As the blonde haired host opened the door, the chubby, ponytailed hero walked in the door. "Hey people, I'm ready to get this party some energy. I was able to steal 30 bottles from my uncle's store." The partygoers instantly yelled and cheered as they worshipped their beer messiah. The hero continued his rant and said, "I can't believe my uncle trusts me to lock up his place at closing time. He still isn't aware of my night life."
The partygoers laughed as the host and the hero began passing out cans of beers out of the big red bag. It seemed that Santa and his elf were bringing Christmas into this apartment a little early during this autumn night. Everyone takes a beer except that one person in the corner.
The young boy is clearly the outlier in the room. He is the loner at every party where he never belongs. He sits in the far corner of the room and seems to be at a different place, although every time a can of beer fell out of the hero's bag he would be reminded of this dark, incoherent atmosphere. The short, dark-haired boy must have scanned through that one-month-old People Magazine three times by now. The edges of the magazine contained permanent tense marks and were stained from his wet palms. He has no sense of intuition and does not recognize the conventional amenities that are a part of the rules of friendly gatherings. I must now look away; I have seen enough.

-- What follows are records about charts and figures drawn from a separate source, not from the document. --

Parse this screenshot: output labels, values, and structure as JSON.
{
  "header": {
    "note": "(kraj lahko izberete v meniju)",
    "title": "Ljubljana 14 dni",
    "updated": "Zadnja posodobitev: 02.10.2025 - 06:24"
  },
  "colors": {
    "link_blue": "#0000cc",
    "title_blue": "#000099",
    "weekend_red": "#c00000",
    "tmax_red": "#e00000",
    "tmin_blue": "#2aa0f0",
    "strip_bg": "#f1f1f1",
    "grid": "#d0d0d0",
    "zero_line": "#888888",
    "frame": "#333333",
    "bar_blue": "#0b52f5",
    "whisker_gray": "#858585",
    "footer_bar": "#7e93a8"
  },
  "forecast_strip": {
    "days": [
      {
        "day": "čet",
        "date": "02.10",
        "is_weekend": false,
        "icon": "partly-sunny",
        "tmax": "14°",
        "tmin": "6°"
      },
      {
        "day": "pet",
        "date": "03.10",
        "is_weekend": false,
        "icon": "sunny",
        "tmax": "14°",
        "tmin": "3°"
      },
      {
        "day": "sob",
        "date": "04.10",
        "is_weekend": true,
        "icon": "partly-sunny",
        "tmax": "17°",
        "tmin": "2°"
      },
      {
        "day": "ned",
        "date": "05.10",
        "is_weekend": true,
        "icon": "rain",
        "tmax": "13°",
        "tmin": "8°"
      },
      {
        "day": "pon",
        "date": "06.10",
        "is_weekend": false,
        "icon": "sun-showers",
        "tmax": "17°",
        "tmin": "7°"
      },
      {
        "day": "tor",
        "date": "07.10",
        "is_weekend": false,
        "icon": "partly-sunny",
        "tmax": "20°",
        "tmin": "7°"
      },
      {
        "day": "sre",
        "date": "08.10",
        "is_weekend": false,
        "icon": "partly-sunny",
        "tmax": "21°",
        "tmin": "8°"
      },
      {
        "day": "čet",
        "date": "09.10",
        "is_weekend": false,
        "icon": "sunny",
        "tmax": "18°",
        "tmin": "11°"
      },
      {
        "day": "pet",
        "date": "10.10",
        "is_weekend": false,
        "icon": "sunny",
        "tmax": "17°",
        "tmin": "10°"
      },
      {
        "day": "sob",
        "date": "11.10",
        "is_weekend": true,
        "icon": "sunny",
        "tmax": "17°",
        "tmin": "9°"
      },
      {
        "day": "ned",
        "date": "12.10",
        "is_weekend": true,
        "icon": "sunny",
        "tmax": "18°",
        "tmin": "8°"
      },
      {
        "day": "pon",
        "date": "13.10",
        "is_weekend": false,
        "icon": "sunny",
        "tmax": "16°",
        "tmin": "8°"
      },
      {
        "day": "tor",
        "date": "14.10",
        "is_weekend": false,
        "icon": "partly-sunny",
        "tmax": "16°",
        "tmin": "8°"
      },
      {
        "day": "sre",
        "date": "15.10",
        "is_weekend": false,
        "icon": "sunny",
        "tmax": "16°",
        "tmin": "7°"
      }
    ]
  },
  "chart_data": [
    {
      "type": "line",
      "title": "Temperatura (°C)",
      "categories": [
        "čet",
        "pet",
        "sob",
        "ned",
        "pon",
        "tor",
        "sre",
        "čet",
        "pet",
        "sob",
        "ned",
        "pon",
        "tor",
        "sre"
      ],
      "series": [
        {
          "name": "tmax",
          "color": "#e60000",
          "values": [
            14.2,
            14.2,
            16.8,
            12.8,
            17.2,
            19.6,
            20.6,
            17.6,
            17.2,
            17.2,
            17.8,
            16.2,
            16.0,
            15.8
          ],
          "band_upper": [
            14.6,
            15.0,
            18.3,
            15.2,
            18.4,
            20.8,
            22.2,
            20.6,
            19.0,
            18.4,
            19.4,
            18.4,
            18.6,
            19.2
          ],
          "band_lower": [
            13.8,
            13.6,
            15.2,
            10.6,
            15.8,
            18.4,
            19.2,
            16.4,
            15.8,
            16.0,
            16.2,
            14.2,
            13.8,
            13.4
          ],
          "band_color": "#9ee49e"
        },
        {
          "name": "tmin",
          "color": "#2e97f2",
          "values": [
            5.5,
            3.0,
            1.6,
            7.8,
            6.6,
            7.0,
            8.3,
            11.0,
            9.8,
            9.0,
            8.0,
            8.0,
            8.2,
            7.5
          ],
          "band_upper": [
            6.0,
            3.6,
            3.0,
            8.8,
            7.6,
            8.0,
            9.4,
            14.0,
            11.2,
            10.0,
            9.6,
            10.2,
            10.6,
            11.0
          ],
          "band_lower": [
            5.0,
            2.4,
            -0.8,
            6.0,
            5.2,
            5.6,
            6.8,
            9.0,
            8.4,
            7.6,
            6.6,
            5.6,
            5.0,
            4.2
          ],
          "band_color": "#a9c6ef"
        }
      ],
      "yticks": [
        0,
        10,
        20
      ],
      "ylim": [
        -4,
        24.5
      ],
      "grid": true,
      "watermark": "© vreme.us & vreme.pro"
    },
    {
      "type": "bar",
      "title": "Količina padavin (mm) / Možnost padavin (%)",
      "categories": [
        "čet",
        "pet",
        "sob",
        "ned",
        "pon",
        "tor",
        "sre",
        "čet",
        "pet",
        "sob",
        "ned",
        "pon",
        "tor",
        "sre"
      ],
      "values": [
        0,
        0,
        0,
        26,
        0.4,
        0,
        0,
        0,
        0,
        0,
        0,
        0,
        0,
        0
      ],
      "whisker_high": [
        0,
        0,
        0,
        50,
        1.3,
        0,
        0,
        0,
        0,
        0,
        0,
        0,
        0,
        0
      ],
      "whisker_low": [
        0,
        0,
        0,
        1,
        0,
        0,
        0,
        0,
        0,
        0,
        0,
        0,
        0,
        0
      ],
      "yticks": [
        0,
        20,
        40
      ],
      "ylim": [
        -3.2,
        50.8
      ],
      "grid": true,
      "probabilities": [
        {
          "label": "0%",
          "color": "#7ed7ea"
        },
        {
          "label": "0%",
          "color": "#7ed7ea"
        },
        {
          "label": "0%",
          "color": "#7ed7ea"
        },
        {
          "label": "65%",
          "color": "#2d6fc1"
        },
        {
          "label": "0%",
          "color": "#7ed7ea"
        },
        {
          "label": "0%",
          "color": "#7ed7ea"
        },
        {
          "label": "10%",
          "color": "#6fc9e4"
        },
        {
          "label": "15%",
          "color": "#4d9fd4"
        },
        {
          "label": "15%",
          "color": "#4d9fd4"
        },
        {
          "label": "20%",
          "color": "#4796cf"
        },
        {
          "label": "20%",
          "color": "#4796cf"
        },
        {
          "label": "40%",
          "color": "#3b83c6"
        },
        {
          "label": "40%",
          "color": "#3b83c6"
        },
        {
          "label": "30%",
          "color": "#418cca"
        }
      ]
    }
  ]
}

Staring into a mirror can be dangerous for certain people. You can't walk through a mirror like the one Alice did, and enter into a whimsical world full of adventure and excitement. This particular mirror shows old memories and other things that I would never understand. I certainly would not share this information with anybody because no one would believe me. If I told tales of how I stare into the mirror, people would cast me off as an absorbed narcissist. I do not think this harrowing experience will help me sleep, but at least I forgot about that damn eyelash.